Back in 2005, David Molnar, Matt Piotrowski, David Schultz,
and I proposed a simple method for testing for side channel
vulnerabilities.  You instrument the program with gcov, then run it
many times with many different randomly chosen keys (but with
all other inputs held fixed), using gcov to gather a set of statement
coverage statistics separately for each different key.  Then, you
look at the statement coverage statistics that gcov produced.
If you find any line in the code that was executed more times
for some keys than for others, you have found a potential
side channel vulnerability, as you've found some evidence that
whether or not that line will be executed depends upon the value
of the key.

We did a few small-scale experiments, and it seems to work
surprisingly well at finding vulnerabilities.  It's not perfect, but
the main advantage is that it is very easy to implement and try.

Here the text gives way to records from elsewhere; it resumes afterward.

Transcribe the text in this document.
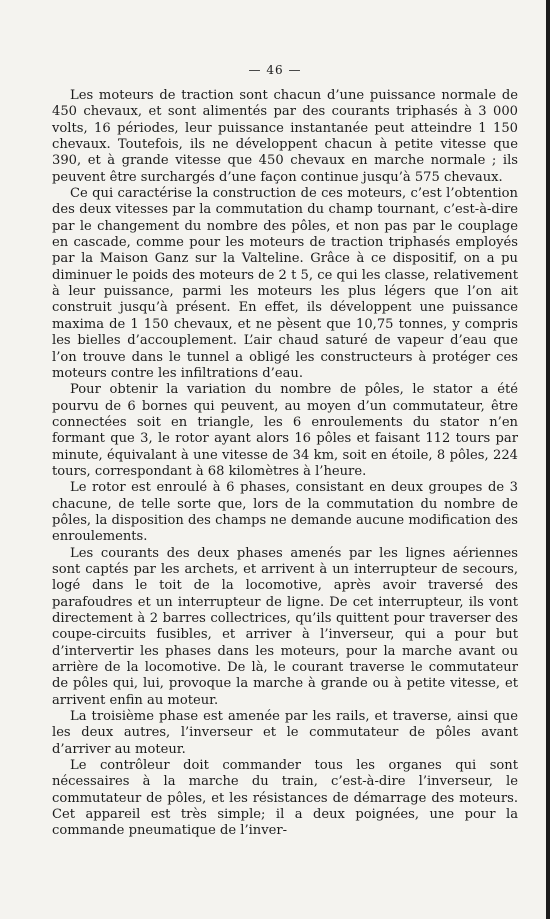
— 46 —

Les moteurs de traction sont chacun d’une puissance normale de 450 chevaux, et sont alimentés par des courants triphasés à 3 000 volts, 16 périodes, leur puissance instantanée peut atteindre 1 150 chevaux. Toutefois, ils ne développent chacun à petite vitesse que 390, et à grande vitesse que 450 chevaux en marche normale ; ils peuvent être surchargés d’une façon continue jusqu’à 575 chevaux.

Ce qui caractérise la construction de ces moteurs, c’est l’obtention des deux vitesses par la commutation du champ tournant, c’est-à-dire par le changement du nombre des pôles, et non pas par le couplage en cascade, comme pour les moteurs de traction triphasés employés par la Maison Ganz sur la Valteline. Grâce à ce dispositif, on a pu diminuer le poids des moteurs de 2 t 5, ce qui les classe, relativement à leur puissance, parmi les moteurs les plus légers que l’on ait construit jusqu’à présent. En effet, ils développent une puissance maxima de 1 150 chevaux, et ne pèsent que 10,75 tonnes, y compris les bielles d’accouplement. L’air chaud saturé de vapeur d’eau que l’on trouve dans le tunnel a obligé les constructeurs à protéger ces moteurs contre les infiltrations d’eau.

Pour obtenir la variation du nombre de pôles, le stator a été pourvu de 6 bornes qui peuvent, au moyen d’un commutateur, être connectées soit en triangle, les 6 enroulements du stator n’en formant que 3, le rotor ayant alors 16 pôles et faisant 112 tours par minute, équivalant à une vitesse de 34 km, soit en étoile, 8 pôles, 224 tours, correspondant à 68 kilomètres à l’heure.

Le rotor est enroulé à 6 phases, consistant en deux groupes de 3 chacune, de telle sorte que, lors de la commutation du nombre de pôles, la disposition des champs ne demande aucune modification des enroulements.

Les courants des deux phases amenés par les lignes aériennes sont captés par les archets, et arrivent à un interrupteur de secours, logé dans le toit de la locomotive, après avoir traversé des parafoudres et un interrupteur de ligne. De cet interrupteur, ils vont directement à 2 barres collectrices, qu’ils quittent pour traverser des coupe-circuits fusibles, et arriver à l’inverseur, qui a pour but d’intervertir les phases dans les moteurs, pour la marche avant ou arrière de la locomotive. De là, le courant traverse le commutateur de pôles qui, lui, provoque la marche à grande ou à petite vitesse, et arrivent enfin au moteur.

La troisième phase est amenée par les rails, et traverse, ainsi que les deux autres, l’inverseur et le commutateur de pôles avant d’arriver au moteur.

Le contrôleur doit commander tous les organes qui sont nécessaires à la marche du train, c’est-à-dire l’inverseur, le commutateur de pôles, et les résistances de démarrage des moteurs. Cet appareil est très simple; il a deux poignées, une pour la commande pneumatique de l’inver-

You can read more about our experiments with it in Section 4
of the following paper:

The Program Counter Security Model: Automatic Detection and
Removal of Control-Flow Side Channel Attacks.

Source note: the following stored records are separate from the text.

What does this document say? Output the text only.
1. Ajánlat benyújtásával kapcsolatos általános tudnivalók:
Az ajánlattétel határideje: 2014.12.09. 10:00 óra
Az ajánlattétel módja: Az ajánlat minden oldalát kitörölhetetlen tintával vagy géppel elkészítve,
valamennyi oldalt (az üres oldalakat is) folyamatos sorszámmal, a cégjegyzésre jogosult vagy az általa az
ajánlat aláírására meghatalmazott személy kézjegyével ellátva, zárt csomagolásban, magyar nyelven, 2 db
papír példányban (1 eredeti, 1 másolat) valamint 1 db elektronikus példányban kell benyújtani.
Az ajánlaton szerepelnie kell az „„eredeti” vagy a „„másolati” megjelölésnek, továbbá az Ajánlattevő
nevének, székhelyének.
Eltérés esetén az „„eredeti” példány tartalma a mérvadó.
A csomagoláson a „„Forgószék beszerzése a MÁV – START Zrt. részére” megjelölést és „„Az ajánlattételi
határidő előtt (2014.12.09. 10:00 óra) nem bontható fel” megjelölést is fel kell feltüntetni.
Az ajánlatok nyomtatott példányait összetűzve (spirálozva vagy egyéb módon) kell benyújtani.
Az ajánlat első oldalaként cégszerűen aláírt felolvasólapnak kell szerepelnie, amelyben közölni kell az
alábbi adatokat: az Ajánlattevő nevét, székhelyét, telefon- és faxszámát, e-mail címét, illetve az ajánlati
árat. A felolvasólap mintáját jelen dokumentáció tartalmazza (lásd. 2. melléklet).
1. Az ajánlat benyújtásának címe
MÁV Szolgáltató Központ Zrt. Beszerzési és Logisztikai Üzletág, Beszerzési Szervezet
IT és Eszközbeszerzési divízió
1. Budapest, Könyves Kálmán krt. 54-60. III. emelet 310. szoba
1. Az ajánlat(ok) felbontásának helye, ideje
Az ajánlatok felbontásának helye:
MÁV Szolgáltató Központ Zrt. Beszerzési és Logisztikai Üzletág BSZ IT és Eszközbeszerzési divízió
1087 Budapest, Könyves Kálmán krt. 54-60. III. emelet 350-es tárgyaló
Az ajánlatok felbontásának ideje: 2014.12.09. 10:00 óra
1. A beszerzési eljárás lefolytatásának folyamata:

David Molnar, Matt Piotrowski, David Schultz, and David Wagner.
ICISC 2005, December 1, 2005.
http://www.cs.berkeley.edu/~daw/papers/pcmodel-long.pdf

As far as I know, the main limitations are that it is oriented
primarily at deterministic algorithms (rather than ones that
internally flip random coins and use them), and it relies upon
gcov for coverage statistics, and gcov isn't always great
when the code is compiled with optimization.